Big steelmakers in China yesterday shrugged off
the impact of Monday's record rise in iron ore
prices, but the higher prices could increase cost
pressures on smaller mills and hasten consolidation
in the industry.
"The
mills' reaction has been relatively calm,"
Tina Wang, a Shanghai-based steel market analyst
at Steel Business Briefing, a consultancy, said.

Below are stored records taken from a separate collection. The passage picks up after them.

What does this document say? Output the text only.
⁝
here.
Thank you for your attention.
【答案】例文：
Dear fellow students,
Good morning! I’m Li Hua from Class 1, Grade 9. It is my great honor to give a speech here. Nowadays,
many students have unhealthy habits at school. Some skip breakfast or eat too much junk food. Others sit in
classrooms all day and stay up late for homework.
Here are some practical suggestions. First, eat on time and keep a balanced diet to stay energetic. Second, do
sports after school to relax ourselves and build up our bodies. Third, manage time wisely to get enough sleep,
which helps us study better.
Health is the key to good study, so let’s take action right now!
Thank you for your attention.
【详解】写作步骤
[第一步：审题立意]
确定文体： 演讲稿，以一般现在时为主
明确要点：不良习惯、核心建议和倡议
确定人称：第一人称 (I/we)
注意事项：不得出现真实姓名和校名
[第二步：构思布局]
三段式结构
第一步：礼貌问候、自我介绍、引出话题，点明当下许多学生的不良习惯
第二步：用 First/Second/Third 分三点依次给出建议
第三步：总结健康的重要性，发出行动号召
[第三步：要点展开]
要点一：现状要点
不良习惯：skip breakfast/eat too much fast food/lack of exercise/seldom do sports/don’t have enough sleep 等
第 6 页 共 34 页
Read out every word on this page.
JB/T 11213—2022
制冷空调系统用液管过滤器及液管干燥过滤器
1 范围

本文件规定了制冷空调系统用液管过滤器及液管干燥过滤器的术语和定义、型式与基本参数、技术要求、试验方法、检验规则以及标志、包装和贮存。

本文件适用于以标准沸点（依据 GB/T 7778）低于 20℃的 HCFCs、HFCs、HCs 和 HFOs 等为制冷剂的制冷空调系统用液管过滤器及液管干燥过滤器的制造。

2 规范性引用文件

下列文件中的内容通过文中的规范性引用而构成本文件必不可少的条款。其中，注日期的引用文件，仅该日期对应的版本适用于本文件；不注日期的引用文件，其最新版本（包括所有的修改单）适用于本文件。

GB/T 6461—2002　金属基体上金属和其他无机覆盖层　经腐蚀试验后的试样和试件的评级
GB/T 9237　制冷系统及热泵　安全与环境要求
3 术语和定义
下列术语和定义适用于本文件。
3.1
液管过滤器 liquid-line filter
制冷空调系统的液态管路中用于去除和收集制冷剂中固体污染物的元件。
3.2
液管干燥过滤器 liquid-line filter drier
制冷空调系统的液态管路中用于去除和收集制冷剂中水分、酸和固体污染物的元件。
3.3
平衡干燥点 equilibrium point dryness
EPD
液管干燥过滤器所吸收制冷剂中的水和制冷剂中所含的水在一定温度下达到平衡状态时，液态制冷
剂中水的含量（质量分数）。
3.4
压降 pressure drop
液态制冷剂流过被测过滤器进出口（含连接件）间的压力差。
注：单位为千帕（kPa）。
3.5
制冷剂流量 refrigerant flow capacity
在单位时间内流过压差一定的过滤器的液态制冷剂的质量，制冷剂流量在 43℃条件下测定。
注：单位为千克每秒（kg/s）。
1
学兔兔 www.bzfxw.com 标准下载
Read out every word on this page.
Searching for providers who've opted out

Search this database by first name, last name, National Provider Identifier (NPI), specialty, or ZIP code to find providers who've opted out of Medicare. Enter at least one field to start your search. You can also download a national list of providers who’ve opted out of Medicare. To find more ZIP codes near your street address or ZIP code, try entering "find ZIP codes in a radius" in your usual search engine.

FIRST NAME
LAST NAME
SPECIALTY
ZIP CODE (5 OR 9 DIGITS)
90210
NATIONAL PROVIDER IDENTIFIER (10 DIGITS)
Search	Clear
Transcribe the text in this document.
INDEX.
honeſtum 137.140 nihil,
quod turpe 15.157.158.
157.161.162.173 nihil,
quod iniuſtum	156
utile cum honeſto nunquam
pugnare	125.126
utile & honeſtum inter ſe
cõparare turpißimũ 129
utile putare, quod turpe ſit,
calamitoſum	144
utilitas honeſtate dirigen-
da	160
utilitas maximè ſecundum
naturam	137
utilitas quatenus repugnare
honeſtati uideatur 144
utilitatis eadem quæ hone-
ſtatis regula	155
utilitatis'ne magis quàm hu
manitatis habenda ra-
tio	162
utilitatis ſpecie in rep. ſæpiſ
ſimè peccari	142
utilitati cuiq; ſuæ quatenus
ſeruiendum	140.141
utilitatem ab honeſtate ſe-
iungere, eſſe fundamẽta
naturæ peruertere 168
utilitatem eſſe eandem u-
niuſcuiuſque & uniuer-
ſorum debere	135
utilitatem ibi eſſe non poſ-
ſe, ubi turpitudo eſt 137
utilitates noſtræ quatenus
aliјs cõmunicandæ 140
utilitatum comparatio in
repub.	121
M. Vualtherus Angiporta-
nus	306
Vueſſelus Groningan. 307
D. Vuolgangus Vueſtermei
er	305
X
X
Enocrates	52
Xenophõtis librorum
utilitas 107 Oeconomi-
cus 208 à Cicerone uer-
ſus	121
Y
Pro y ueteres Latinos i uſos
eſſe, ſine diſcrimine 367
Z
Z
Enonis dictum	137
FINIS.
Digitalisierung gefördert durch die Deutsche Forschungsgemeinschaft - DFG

"They were prepared for this."
The
average 85 per cent price increase agreed with
Rio Tinto, the Anglo-Australian miner, was within
the range of expectations, analysts said. Chinese
mills had been expecting a price rise of at
least 65 per cent, in line with that agreed
with Brazilian miner Vale this year.
Baosteel
stressed yesterday that the deal "reflects
the sincerity from both sides to maintain the
traditional pricing mechanisms".
"This
was not the worst-case scenario" for the
steelmakers, Helen Lau, a Shanghai analyst with
Daiwa Securities, said. Ms Lau noted that the
new price reflected only a small portion of
the freight rate differential be-tween shipping
Australian and Brazilian ore to China. Australian
miners have argued that they should reap more
benefit from the fact that it is cheaper for
Chinese steelmakers to buy ore shipped from
Australia.
"They
[large and medium-sized steelmakers] can still
maintain a long-term pricing system with the
Australian miners," and avoid higher-priced
spot market purchases, Ms Wang said.
But
analysts said thousands of smaller Chinese mills
could be affected if the pricing agreement leads
to higher spot prices, hastening consolidation
in the steel industry. Smaller mills buy iron
ore on the spot market and are unable to lock
in prices by annual contract.
"The
Chinese government wants to consolidate the
industry so that everyone can buy on contract
basis and enhance their bargaining power,"
Ms Lau said.
She
said the effect on Baosteel would be limited,
increasing unit production cost by only $17,
which could easily be covered by a 3 per cent
Baosteel price rise.
Shares
in Baoshan Iron & Steel, Baosteel's listed
subsidiary, fell 7.8 per cent in Shanghai, but
analysts said this reflected general market
weakness and the risk of higher coking coal
prices.
Baosteel
announced a further step in the consolidation
process when it said it would take an 80 per
cent stake in a Rmb35.9bn ($5.2bn) steel joint
venture in Guangdong province, part of the Chinese
government's industry restructuring.